Dog Movie Previews: “The Internship,” “The Purge,” & “Tiger Eyes”

What movie should you spend your hard-earned cash on this weekend? Ask a dog!

What movie should you spend your hard-earned cash on this weekend? Ask a dog!

The Internship

Out June 7, Rated PG-13



Photo Courtesy of Twentieth Century Fox

Holly’s take:

“Men will be disappointed to know that Vince Vaughn and Owen Wilson’s new movie does not come with a topless Diora Baird scene, but it still looks pretty funny. It’s about two middle-aged salesmen who lose their jobs and decide that the future is in working for Google, and join the mega-company’s internship program. I have to say, I’m quite a fan of Google, too – if I hadn’t misspelled it that time, I never would’ve discovered Doggles.”

Dexter’s take:

“The Frat Pack are back, and…wait, are we still even calling them that? Whatever, Vaughn and Wilson’s latest is by all accounts a much more tame, family friendly affair than Wedding Crashers, but, like its two leads, amusing in a charming, laid back way. Naturally, the two goof around, hijinks occur, everyone learns lessons about life, then the lights come back on and you spend a sleepless night panicking about your future employment prospects. It’s fun for the whole family!”

Billie’s take:

“INTERNSHIPS ARE FUN! I DID ONE AT A PLACE WHERE THEY KEEP YOU SEDATED FOR MOST OF THE DAY, AND ONCE A WEEK THEY STRAP YOU TO A TABLE AND ZAP YOUR BRAIN WITH ELECTRICITY. AT THE END OF IT, THEY GAVE ME A JOB MAKING BASKETS. IT WAS AWESOME!”

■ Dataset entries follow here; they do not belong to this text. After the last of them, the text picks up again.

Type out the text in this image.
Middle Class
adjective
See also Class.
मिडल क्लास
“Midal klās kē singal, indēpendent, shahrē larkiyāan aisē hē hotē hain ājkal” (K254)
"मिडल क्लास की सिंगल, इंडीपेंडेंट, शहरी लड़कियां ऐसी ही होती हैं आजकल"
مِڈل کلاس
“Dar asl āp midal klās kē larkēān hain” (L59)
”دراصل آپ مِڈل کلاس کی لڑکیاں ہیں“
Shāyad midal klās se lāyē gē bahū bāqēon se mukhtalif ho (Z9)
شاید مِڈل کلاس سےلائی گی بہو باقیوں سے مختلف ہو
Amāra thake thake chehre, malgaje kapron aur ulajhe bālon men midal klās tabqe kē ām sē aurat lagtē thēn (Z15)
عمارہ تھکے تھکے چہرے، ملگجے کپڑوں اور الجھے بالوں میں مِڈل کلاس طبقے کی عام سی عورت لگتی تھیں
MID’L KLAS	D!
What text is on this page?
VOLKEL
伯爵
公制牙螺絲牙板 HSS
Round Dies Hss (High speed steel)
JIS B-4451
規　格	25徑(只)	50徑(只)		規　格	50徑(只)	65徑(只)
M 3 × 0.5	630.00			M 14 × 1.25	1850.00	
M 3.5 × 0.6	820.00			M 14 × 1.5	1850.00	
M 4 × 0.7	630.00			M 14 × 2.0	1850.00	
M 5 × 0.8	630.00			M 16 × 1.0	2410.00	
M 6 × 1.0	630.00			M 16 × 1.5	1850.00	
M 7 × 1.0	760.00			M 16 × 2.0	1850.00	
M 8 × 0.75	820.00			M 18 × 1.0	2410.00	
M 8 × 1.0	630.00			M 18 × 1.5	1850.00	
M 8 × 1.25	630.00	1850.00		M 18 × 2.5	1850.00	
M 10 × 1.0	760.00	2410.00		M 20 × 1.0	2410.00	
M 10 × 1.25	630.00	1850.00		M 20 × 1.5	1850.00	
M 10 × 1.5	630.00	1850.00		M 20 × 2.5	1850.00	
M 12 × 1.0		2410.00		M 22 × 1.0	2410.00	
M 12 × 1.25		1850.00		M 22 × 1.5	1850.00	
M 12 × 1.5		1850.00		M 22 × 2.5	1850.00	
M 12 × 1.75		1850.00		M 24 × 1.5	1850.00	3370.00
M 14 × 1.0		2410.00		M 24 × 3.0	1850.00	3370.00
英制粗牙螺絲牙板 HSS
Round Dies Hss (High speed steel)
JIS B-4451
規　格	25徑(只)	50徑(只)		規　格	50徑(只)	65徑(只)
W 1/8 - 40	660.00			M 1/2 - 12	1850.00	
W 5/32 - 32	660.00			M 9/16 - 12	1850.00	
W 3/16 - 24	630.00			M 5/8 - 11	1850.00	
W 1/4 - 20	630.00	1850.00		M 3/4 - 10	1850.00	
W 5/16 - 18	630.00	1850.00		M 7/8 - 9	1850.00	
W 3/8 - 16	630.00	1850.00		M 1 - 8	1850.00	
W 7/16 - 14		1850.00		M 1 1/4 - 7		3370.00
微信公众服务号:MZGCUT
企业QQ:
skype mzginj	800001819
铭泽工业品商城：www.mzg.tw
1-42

https://www.youtube.com/watch?v=cdnoqCViqUo

The Purge

Out June 7, Rated R



Photo Courtesy of Universal Pictures

Holly’s take:

“This movie’s based on an interesting idea – one night a year, all crime is legal, with no cops, no paramedics, no emergency services of any kind. Anyone can kill, maim, rob, and generally be a massive, massive dick to whomever they want, and, of course, people go fucking crazy. Rich folk lock themselves away in gated communities, and this movie focuses on what happens when one of those families gets their home invaded by psychos. I don’t dig horror movies in general, but this seems like it has more to it than the usual ‘dudes get splatted with axes’ shit that’s normally out. I’ll go see it, but I’ll be sleeping with the door locked and a gun under my pillow afterwards. Metaphorically, I mean – I don’t have a gun. Or a pillow. Or a door, actually. Man, my kennel sucks.”

Dexter’s take:

“If nothing else, this has to take the prize for dumbest movie premise of the year. Making crime legal once a year has lowered the unemployment rate? Really? How? Does everyone choose to spend that one night murdering the unemployed? I don’t get it. I understand that it’s really all just set up for a home invasion thriller where the, ‘Why don’t they just call the cops?’ question has been answered, but as a premise, it just seems too big and unwieldy for something that ultimately has such a small focus. I’d be way more into this if it explored a cross section of society on this one, lawless night. Who knows, if it does well, maybe we’ll get a decent sequel where that actually happens. I’m not holding my breath, though (I’m literally not. I have no idea how to do it).”

Billie’s take:

“THIS IS THE MOST HORRIFYING MOVIE PREMISE I THINK I’VE EVER HEARD. BEING LOCKED IN A HOUSE ALL NIGHT WITH ETHAN HAWKE – WHAT SICK MIND CAME UP WITH THAT ONE?”

Tiger Eyes

Out June 7, Rated PG-13



Photo Courtesy of Freestyle Releasing

Holly’s take:

“All men reading this, consider this your warning: Every girl you have ever dated has read at least seven Judy Blume novels, and this adaptation of one of the most popular is going to get your ass dragged to the movies this weekend. Sorry buddy. It’s just a fact.”

Dexter’s take:

“Oh God. Looks like Hollywood’s run out of Stephenie Meyer books to adapt, and has gone back to the source: America’s finest exporter of female teen angst, Judy Blume. This one’s about a teenage girl trying to cope with her dad’s murder, and it looks like it’s been handled fairly adeptly, but I’m not exactly running out to see this. Call me when they make a movie of Forever. What? I want to see if they get a stunt double to play Ralph.”

Billie’s take:

“…SORRY. STILL THINKING ABOUT BEING LOCKED IN A HOUSE WITH ETHAN HAWKE. BRRRRR.”